To experience the beauty close up people can hop off at the summit and choose a trail to hike back down. One of the most popular trails, called Around The Mountain, is about 10 miles and accommodates both bikers and hikers. But Wilson said Bogus gets pretty busy on the weekends for mountain biking and the organization instead recommends that hikers use the Elk Meadows trail. It’s less busy, really good for hiking, at a higher elevation and really showcases all the wildflowers.
Additionally, Bogus has free mountain yoga weekend mornings at 11 a.m. There’s a ton of space for social distancing and over 100 people participated on Aug. 1. The mountain also allows horseback riding as 2,000 of the 2,600 acres are forest service land and open to the public. The resort also has food, drinks and adult beverages available, but people are free to bring their own picnics and snacks up as well.
Wilson said the only activities that aren’t available this season are the rock-climbing wall and the trampoline bungee because the organization couldn’t offer them safely during the pandemic. However, because all of the available activities are outside, the resort is able to provide safe and socially distanced fun in every other area of its operations.
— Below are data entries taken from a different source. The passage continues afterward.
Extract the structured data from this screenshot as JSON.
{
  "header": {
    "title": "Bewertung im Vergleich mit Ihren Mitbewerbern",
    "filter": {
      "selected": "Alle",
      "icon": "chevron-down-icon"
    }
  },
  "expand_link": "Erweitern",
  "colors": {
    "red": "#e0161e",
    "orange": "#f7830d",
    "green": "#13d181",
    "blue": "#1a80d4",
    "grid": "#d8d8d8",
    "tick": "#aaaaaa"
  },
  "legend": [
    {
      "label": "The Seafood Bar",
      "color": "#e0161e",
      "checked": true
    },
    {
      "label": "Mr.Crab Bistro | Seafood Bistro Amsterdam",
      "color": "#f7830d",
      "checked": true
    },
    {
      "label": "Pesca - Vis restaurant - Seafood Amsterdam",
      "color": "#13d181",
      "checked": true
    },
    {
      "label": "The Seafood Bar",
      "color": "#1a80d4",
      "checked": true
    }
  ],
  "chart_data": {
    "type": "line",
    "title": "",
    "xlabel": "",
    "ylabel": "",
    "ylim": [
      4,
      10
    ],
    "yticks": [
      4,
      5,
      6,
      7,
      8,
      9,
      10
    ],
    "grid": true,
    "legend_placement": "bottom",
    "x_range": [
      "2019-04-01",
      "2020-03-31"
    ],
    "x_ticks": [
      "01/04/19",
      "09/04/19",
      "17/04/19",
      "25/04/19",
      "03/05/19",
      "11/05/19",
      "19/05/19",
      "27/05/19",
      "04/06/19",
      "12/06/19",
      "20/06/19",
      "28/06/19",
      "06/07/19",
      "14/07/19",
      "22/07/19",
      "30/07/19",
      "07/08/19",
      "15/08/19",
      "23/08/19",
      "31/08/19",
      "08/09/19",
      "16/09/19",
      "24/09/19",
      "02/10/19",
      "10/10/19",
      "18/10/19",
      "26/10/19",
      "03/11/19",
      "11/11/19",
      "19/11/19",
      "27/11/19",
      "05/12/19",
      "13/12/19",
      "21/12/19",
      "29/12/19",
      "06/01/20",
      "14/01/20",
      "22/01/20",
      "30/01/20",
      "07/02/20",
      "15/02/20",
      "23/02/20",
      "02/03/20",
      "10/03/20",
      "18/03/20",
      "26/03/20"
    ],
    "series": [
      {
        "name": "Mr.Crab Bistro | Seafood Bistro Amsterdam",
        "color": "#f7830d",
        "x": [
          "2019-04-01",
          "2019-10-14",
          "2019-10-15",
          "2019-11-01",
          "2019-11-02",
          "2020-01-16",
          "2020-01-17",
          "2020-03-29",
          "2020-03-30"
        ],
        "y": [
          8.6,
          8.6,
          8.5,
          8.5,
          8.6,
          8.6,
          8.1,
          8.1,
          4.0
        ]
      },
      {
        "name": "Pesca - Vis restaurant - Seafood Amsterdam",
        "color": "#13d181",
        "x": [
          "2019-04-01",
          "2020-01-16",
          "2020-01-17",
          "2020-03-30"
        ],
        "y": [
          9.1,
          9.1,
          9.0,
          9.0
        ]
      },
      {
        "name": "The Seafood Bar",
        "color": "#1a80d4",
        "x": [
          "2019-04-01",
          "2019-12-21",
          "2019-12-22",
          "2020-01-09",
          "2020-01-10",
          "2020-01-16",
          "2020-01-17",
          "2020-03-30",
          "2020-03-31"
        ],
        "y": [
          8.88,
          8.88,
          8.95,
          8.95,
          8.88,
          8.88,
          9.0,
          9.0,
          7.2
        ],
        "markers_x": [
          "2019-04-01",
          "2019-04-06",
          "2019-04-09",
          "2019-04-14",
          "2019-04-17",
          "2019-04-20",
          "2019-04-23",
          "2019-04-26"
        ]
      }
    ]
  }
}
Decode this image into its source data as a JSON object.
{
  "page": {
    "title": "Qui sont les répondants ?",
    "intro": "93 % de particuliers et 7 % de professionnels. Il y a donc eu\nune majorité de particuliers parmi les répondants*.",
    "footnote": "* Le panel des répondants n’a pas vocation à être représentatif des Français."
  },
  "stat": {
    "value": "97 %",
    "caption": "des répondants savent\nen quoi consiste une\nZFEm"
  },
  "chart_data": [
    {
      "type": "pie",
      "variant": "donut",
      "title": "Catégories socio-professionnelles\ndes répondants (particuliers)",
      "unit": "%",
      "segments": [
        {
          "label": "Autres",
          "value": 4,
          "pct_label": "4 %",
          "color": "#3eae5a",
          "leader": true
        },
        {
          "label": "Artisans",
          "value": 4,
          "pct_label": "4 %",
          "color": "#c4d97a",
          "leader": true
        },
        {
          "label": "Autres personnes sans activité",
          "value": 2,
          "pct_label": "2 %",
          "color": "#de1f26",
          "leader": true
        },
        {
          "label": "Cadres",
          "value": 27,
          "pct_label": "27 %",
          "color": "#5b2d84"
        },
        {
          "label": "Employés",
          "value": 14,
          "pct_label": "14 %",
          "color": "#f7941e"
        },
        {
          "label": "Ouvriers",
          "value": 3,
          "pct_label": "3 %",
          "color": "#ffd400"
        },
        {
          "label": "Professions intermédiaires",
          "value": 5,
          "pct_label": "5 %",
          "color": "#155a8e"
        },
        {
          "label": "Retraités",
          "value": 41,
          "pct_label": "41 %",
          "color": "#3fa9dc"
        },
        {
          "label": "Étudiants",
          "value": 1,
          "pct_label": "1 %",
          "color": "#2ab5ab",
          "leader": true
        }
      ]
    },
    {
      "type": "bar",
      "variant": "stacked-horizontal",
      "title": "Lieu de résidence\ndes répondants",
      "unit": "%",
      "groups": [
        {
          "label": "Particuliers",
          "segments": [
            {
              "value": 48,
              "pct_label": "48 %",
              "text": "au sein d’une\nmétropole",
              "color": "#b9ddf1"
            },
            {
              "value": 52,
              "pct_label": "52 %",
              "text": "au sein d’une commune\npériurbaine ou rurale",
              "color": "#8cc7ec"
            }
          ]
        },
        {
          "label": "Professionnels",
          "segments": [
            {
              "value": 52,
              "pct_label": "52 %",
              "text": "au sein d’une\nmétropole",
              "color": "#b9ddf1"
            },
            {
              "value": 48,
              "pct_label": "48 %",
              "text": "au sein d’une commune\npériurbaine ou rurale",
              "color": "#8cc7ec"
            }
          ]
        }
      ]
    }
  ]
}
Bogus has hand-sanitizer and masks available at all high-traffic areas and policies that require guests to wear masks while in any lines or whenever proper physical distance isn’t possible.
“It’s been so much fun to see people and families enjoying the mountain,” said Saad. “We are exceptionally family oriented, and the summer is a great way to introduce people to the area and hopefully they’ll come back up in the winter. We love getting families outside and active together.”